そのなかで、絶大な人気を誇るのが、タレ(サンバル)をたっぷり塗って焼き上げるポルトガルスタイル。4枚上の写真をもう1度見てください。看板中央にPortuguese Grill Fishとありますよね。

アルミホイルを開けると、刺激的な辛い香りがふわっと立ちのぼった。野菜はオクラを入れることが多く、辛味ダレによく合う

このスタイルのイカンバカールをはじめて食べたとき、飛騨の郷土料理、朴葉焼きに似ている、と思いました。旨味、風味、辛味のハーモニー、タレの香ばしい感じ、葉の上で焼かれているところ。

さかのぼること16世紀。恵まれた立地のために東西貿易の拠点として栄えたマラッカは、130年間、ポルトガルの支配下にありました。その時代に移り住んだポルトガル人の末裔が自国の味と地元の食文化をミックスさせてうみだしたのがクリスタン料理。辛味ダレをたっぷり塗ったイカンバカールは、クリスタン料理のひとつと言われ、バカール(bake)という調理法も西洋由来のオーブンからきているそうです。

そのため、このタイプのイカンバカールは、ジョホール、マラッカ、クアラルンプールなどマレー半島南部でとくによく食べられています。

すり潰した唐辛子とシャロットをベースに、海老の発酵調味料ブラチャン、レモングラスなどを加えて作るポルトガルスタイルの辛味ダレは、一度食べると忘れられない風味豊かな味。ちなみに、魚だけでなくイカやエビバージョンもあり、それも絶品。

イカバージョンのイカンバカール。イカ、オクラ、タレのコンビネーションが最高にマッチ。ジョホールにて

ジョホール人いちおし「ボトッボトッイカン」

イカンバカールつながりで、もうひとつ紹介。わたしは未体験ですが、ジョホール州の郷土料理にボトッボトッイカンというのがあります。

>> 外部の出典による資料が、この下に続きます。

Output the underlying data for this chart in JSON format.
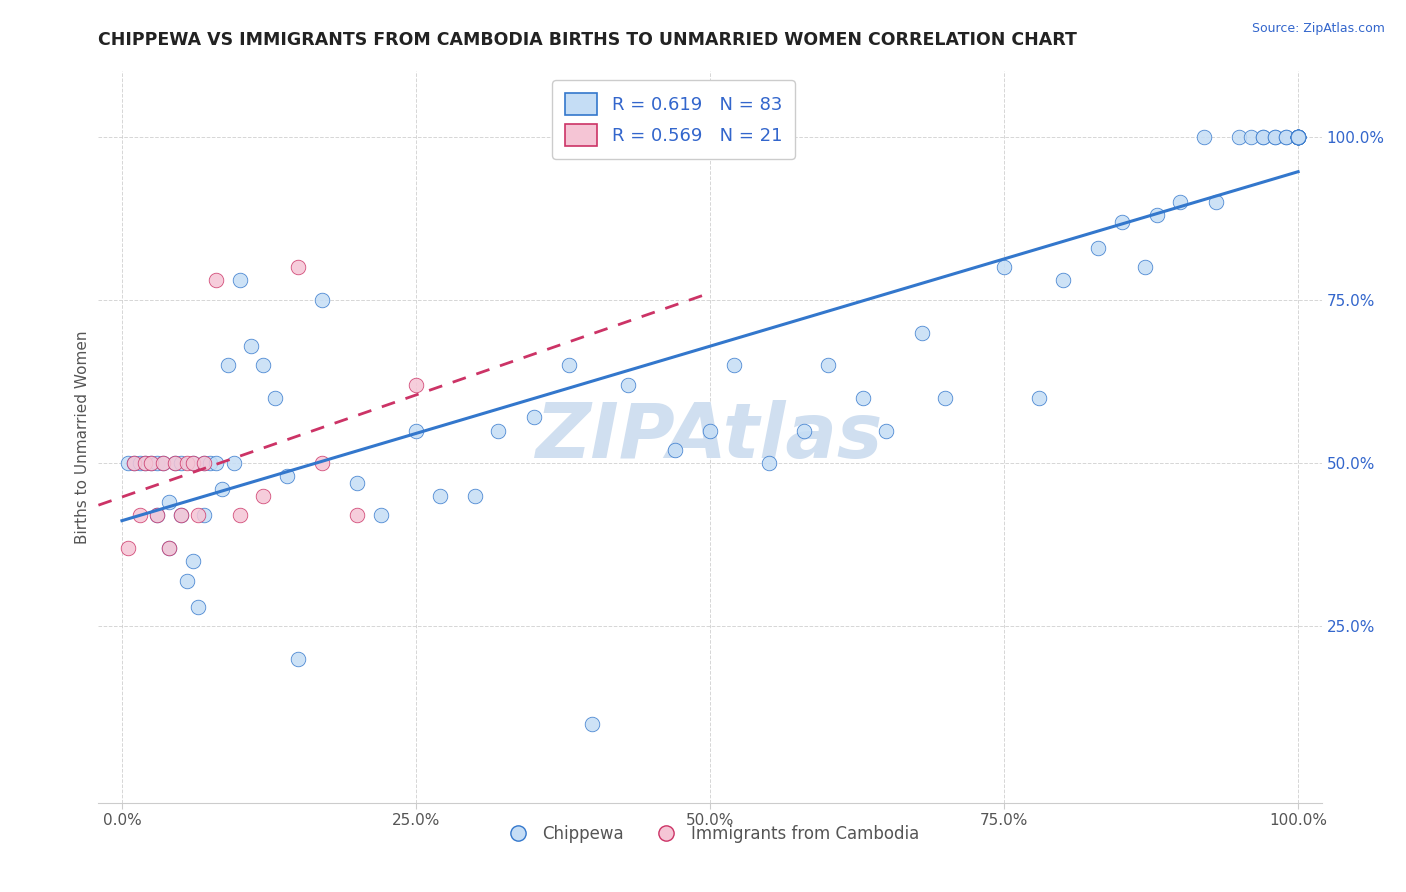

魚をバナナの葉で包んで蒸し焼きにするのは、イカンバカールと同じ。辛味タレに加えて、フレッシュなハーブを加えるのが、ボトッボトッの特徴。タピオカの新芽、ミントの葉、パパイヤの葉、クンチュールの葉など種類豊富に加えるのだそう。

「ボトッボトッ、大好き!」と語るジョホール出身のマシータさんによると、ハーブの香りに、ほのかな苦みがたまらなくおいしいのとか。イカンバカールよりレアな料理なので、見つけたらマストトライです。

「Gerak23」で楽しむイカンバカール

話を最初にもどしましょう。「Gerak23」でCDさんが選んでくれたのはエイのイカンバカール。皿を持つ手にずしっと重みが伝わるほど肉厚で、2種の辛味タレ付き。ふっくら焼かれていて、臭みは一切なく、とっても上品な味。タレ焼きの香ばしさもいい!

魚の皿のタレ、左はタマリンドソースでフルーティーな酸味。右は黒醤油ソースで芳醇な香りがある。そしてどちらもしっかり辛い
「手で食べたほうが、ご飯とおかずを混ぜやすいよ」とCDさん

魚の旨味を余すところなく味わう蒸しという調理法。南国らしい辛味ダレをまぶして、食欲をそそる香ばしさもプラス。そこに、ポルトガルという外国の香りもあいまって、ご飯と一緒に口にほおりこめば、すべてを包み込むようなおいしさが広がるのです。